Song: Armlock – Power of a Waterfall review

by Chris Hatch

There’s a duality that runs throughout Power Of A Waterfall – its rudimentary, boxy guitars, and dry, distorted drum track make up a sense that, musically, it’s an unfinished demo. Its chorus comes by as an almost imperceptible change in chord structure – there is no production trickery to raise it up, or to make it soar. Instead, Armlock press home their melody with a hypnotic persistence – their grip on you tightens gradually – slowly – so much so that by the end of the track that boxy drum track is thudding with anger, that simple acoustic guitar sounds gigantic, and a blotch of white skin on your wrist marks out the inverse shadow of where they’ve held you – shackled.

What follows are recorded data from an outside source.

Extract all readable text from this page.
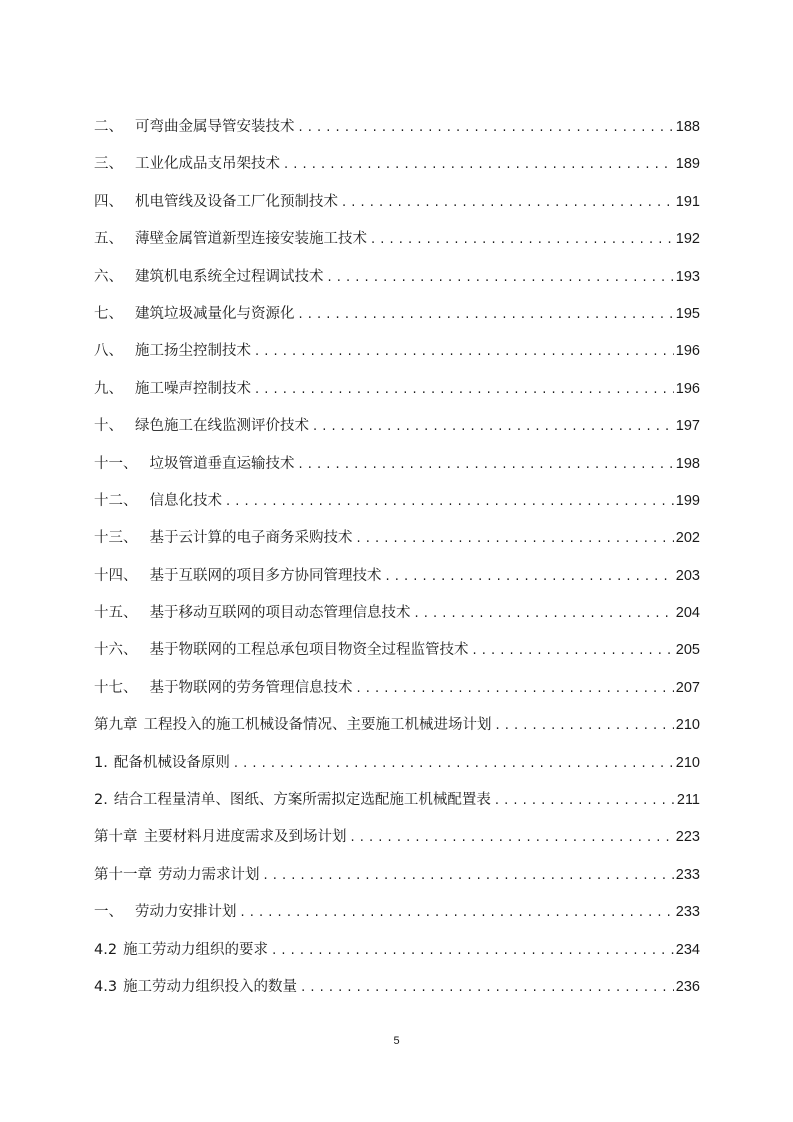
二、 可弯曲金属导管安装技术 . . .	188
三、 工业化成品支吊架技术 . . .	189
四、 机电管线及设备工厂化预制技术 . . .	191
五、 薄壁金属管道新型连接安装施工技术 . . .	192
六、 建筑机电系统全过程调试技术 . . .	193
七、 建筑垃圾减量化与资源化 . . .	195
八、 施工扬尘控制技术 . . .	196
九、 施工噪声控制技术 . . .	196
十、 绿色施工在线监测评价技术 . . .	197
十一、 垃圾管道垂直运输技术 . . .	198
十二、 信息化技术 . . .	199
十三、 基于云计算的电子商务采购技术 . . .	202
十四、 基于互联网的项目多方协同管理技术 . . .	203
十五、 基于移动互联网的项目动态管理信息技术 . . .	204
十六、 基于物联网的工程总承包项目物资全过程监管技术 . . .	205
十七、 基于物联网的劳务管理信息技术 . . .	207
第九章 工程投入的施工机械设备情况、主要施工机械进场计划 . . .	210
1. 配备机械设备原则 . . .	210
2. 结合工程量清单、图纸、方案所需拟定选配施工机械配置表 . . .	211
第十章 主要材料月进度需求及到场计划 . . .	223
第十一章 劳动力需求计划 . . .	233
一、 劳动力安排计划 . . .	233
4.2 施工劳动力组织的要求 . . .	234
4.3 施工劳动力组织投入的数量 . . .	236
5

 Lyrically, the Melbourne duo address a distaste for the idea of a modern masculinity, or of modern life in general. Inter-cutting inconsequential, petty concerns with moments of abstract philosophy (‘Iron the crease/Truth is a virtue/Blood in the water/Burn off the thought/PAYG’) – it feels like pages torn from business manuals and self help books – snippets of the monotony of daily life are laid out against an existential search for identity. Its chorus wrestles with the frustration of needing to inhabit multiple guises – lover, breadwinner, carer – ‘You’re a man that’s what you said/Put food on the table and put sheets on the bed/pull yourself up/Get something to prove/Your foot on the shovel and your hands on the book.’

The modest production, and clipped, pieced-together lyrics are a trick of misdirection – you barely notice that its hypnotic, meditative structure and melody have wound their way tight up against you. Harnessing the power of subtlety, this is a uniquely coaxing debut single.

Album, Trust, is out on 2nd June through Solitaire Recordings.